Monday, 1 August 2011
Monday Magic - Nicole R Murphy
In 2003, when I decided that I was fooling myself if I thought I was anything but a romance author, I started thinking long and hard about the type of romance author I wanted to be.
I love romance – have from the moment as a teenager I discovered the towers of Mills and Boons in my grandmother’s cupboard. Later on, some friends showed me into the single title world and I found folks like Amanda Quick and Joanna Lindsey.
But there was one thing about romance that was starting to bug me – the virgin heroine.
I know that there are women who are virgins for some time – I was one myself. I know there are women who have only slept with the one man and have made quite a happy life for themselves in the doing so.
But as I read book after book with virgin heroine, and at times saw the authors do INCREDIBLE things to maintain the heroine’s virginity until she met the hero, I started to wonder what was this saying about women’s sexuality.
We all know that there are a lot of women, probably the majority nowadays, that have more than one sexual partner.

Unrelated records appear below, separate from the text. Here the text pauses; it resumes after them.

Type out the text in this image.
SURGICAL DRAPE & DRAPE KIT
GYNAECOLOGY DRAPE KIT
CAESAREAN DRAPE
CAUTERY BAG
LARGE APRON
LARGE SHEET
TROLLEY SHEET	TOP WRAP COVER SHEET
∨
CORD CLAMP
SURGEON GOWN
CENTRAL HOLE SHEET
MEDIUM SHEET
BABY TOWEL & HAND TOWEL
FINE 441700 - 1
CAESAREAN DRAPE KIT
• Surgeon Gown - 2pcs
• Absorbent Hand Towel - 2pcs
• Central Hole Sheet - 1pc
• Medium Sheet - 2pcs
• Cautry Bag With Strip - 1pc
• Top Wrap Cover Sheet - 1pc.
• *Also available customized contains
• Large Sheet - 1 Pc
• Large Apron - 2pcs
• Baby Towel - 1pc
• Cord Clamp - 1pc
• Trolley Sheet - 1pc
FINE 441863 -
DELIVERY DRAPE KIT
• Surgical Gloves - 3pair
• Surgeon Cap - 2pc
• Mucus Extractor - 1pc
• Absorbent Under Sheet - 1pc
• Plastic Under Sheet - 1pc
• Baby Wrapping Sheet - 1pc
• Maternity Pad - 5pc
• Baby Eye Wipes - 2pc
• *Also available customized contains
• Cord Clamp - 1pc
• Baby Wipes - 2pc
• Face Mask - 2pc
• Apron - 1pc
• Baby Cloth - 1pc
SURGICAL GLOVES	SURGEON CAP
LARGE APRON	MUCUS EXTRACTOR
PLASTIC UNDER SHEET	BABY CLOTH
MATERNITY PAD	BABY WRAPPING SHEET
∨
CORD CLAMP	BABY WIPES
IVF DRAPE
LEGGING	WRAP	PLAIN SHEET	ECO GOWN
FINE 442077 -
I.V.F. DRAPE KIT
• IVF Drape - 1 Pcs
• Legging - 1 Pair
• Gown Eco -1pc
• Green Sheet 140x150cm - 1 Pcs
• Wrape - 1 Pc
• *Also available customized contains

There are some women that never settle down with just one person. There were open relationships, and couples that swung and so on.
Because these women had a different sexuality, did that mean they were incapable of recognising true love? Was that the message all the virgin heroines were sending me?
So when I sat down to write the initial drafts of the books that would become the Dream of Asarlai trilogy, I had just one message I wanted to send – that sexually active women could find happiness with their perfect man too.
To make my point as firmly as I could, the very first sex scene in the first book was not with the hero. My heroine, excited by having achieved an ambition and wanting to celebrate, finds a cute guy at the local nightclub and takes him home.
It doesn’t work out – he’s too selfish to be a good lover. It provided me with a perfect counterpoint to the heroine’s first encounter with the hero – his utter selflessness in wanting her to experience pleasure proves that he’s a much better choice.
In the second book, I’ve got a heroine who’s a single mother. Her son is her first priority, and so she steers clear of dating when he’s around. The moment he goes to stay with his grandparents – she’s over the nearest guy she sees. Luckily for our hero.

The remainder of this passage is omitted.